Pipettare la sospensione cellulare su e giù per assicurarsi che la tripina sia stata completamente inattivata. Centrifugare la sospensione cellulare a 110 g per 5 minuti. Rimuovere il supernatante e rimescolare le cellule in 1 ml di mezzo completo di cellule staminali neurali e contare il numero di cellule.

Placcare le cellule al mezzo delle cellule staminali neurali nel pallone di coltura tissutale di dimensioni adeguate. Trasferire 5 ml da 2T25, 20 ml a T75 e 40 ml a mastri T175. Le neurosfere appariranno dopo 3 giorni di coltura a 37 gradi Celsius in un incubatore umidificato con 5%CO2.

Per succhiare la coltura le neurosfere, trasferire il mezzo con neurosfere sospese alla centrifuga per centrifugare a 110 g per 5 minuti, quindi scartare il supernatante. A 1 ml di 0,05% di tripside EDTA e incubare a 37 gradi Celsius per 10 minuti. Quindi inattivare la tripina usando l'inibitore della tirpsina di soia e pipettare delicatamente le neurosfere su e giù per renderle singole cellule.

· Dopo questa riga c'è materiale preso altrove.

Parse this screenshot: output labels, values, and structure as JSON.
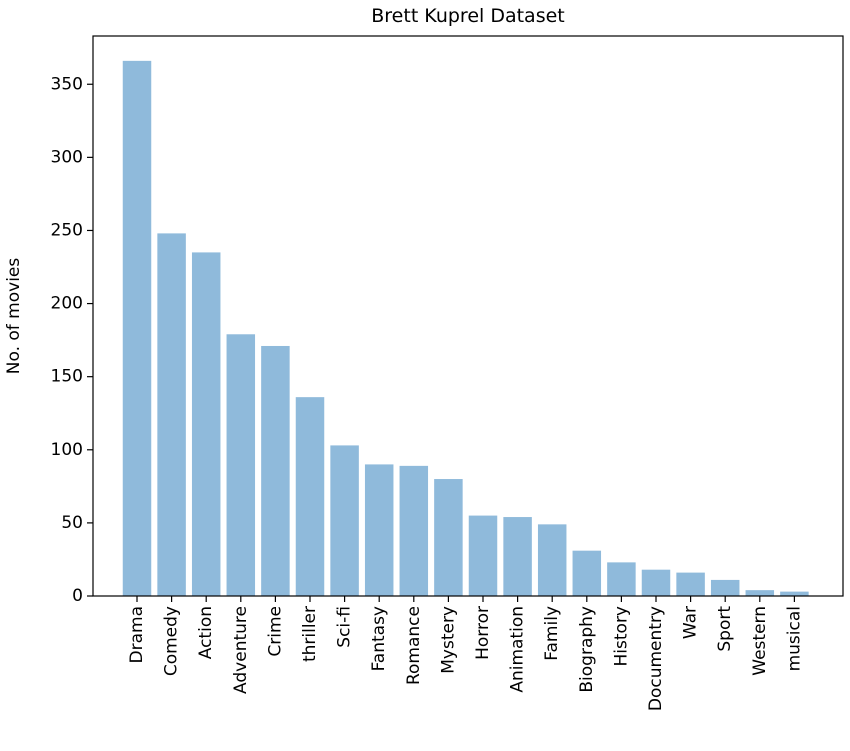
{
  "chart_data": {
    "type": "bar",
    "title": "Brett Kuprel Dataset",
    "xlabel": "",
    "ylabel": "No. of movies",
    "categories": [
      "Drama",
      "Comedy",
      "Action",
      "Adventure",
      "Crime",
      "thriller",
      "Sci-fi",
      "Fantasy",
      "Romance",
      "Mystery",
      "Horror",
      "Animation",
      "Family",
      "Biography",
      "History",
      "Documentry",
      "War",
      "Sport",
      "Western",
      "musical"
    ],
    "values": [
      366,
      248,
      235,
      179,
      171,
      136,
      103,
      90,
      89,
      80,
      55,
      54,
      49,
      31,
      23,
      18,
      16,
      11,
      4,
      3
    ],
    "ylim": [
      0,
      383
    ],
    "yticks": [
      0,
      50,
      100,
      150,
      200,
      250,
      300,
      350
    ],
    "bar_color": "#8fbadb",
    "grid": false,
    "legend": "none"
  }
}
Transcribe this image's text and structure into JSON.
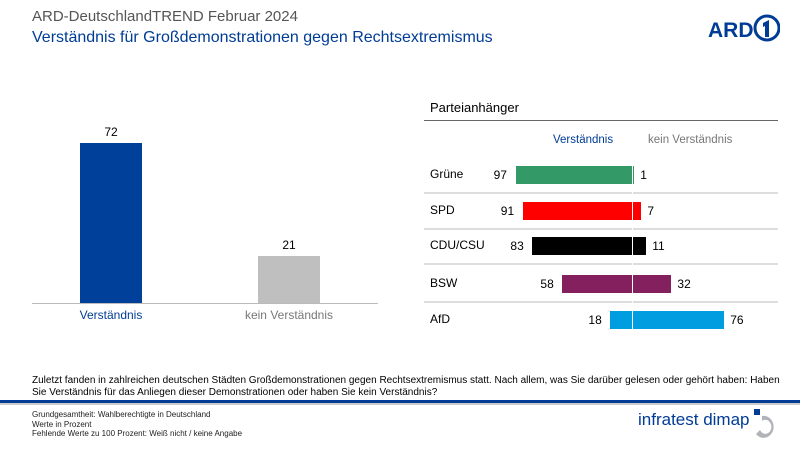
{
  "header": {
    "title": "ARD-DeutschlandTREND Februar 2024",
    "subtitle": "Verständnis für Großdemonstrationen gegen Rechtsextremismus",
    "logo": "ARD"
  },
  "colors": {
    "accent": "#003c96",
    "verstaendnis": "#00409a",
    "kein": "#bfbfbf"
  },
  "chart_data": [
    {
      "type": "bar",
      "categories": [
        "Verständnis",
        "kein Verständnis"
      ],
      "values": [
        72,
        21
      ],
      "colors": [
        "#00409a",
        "#bfbfbf"
      ],
      "ylim": [
        0,
        100
      ]
    },
    {
      "type": "bar",
      "orientation": "diverging-horizontal",
      "title": "Parteianhänger",
      "legend": [
        "Verständnis",
        "kein Verständnis"
      ],
      "categories": [
        "Grüne",
        "SPD",
        "CDU/CSU",
        "BSW",
        "AfD"
      ],
      "series": [
        {
          "name": "Verständnis",
          "values": [
            97,
            91,
            83,
            58,
            18
          ]
        },
        {
          "name": "kein Verständnis",
          "values": [
            1,
            7,
            11,
            32,
            76
          ]
        }
      ],
      "colors": [
        "#339966",
        "#ff0000",
        "#000000",
        "#85205f",
        "#009ee0"
      ]
    }
  ],
  "footer": {
    "question": "Zuletzt fanden in zahlreichen deutschen Städten Großdemonstrationen gegen Rechtsextremismus statt. Nach allem, was Sie darüber gelesen oder gehört haben: Haben Sie Verständnis für das Anliegen dieser Demonstrationen oder haben Sie kein Verständnis?",
    "notes": [
      "Grundgesamtheit: Wahlberechtigte in Deutschland",
      "Werte in Prozent",
      "Fehlende Werte zu 100 Prozent: Weiß nicht / keine Angabe"
    ],
    "brand": "infratest dimap"
  }
}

Centrifugare la sospensione cellulare a 110 g per 5 minuti. Scartare il supernatante e rimescolare le cellule in 1 ml di mezzo di cellule staminali neurali. Queste celle sono pronte per la coltura o la coltura del prossimo passo su laminato e superficie completamente rivestita per esperimenti avanzati.

Coltivando un milione di cellule staminali neurali primarie dopo sette giorni il numero di cellule aumenterà fino a tre o quattro milioni. Dopo sei-sette giorni le sfere dovrebbero misurare tra i 150 e i 200 micrometri di diametro e saranno pronte per la sottocoltura su piatti rivestiti in poli ornitina in laminato in assenza di bFGF ed EGF per la differenziazione neuronale. I risultati del saggio di citometria a flusso mostrano che quasi il 95% delle cellule che costituiscono le neurosfere erano positive alla Nestina, che è un marcatore noto per le cellule staminali neurali.

I test che utilizzano anticorpi beta tubulina III e proteina fibrosa ganglio rivelano che coltivando cellule staminali neurali su superficie rivestita circa il 94% ha mostrato fenotipo neuronale e circa il 5% mostra fenotipo gliale. In questo breve video una tecnica di laboratorio per un rapido isolamento delle cellule staminali neurali da 13 eminenza ganglionica dell'embrione di topo. Spero che avrai successo nella tua cultura delle cellule staminali neurali.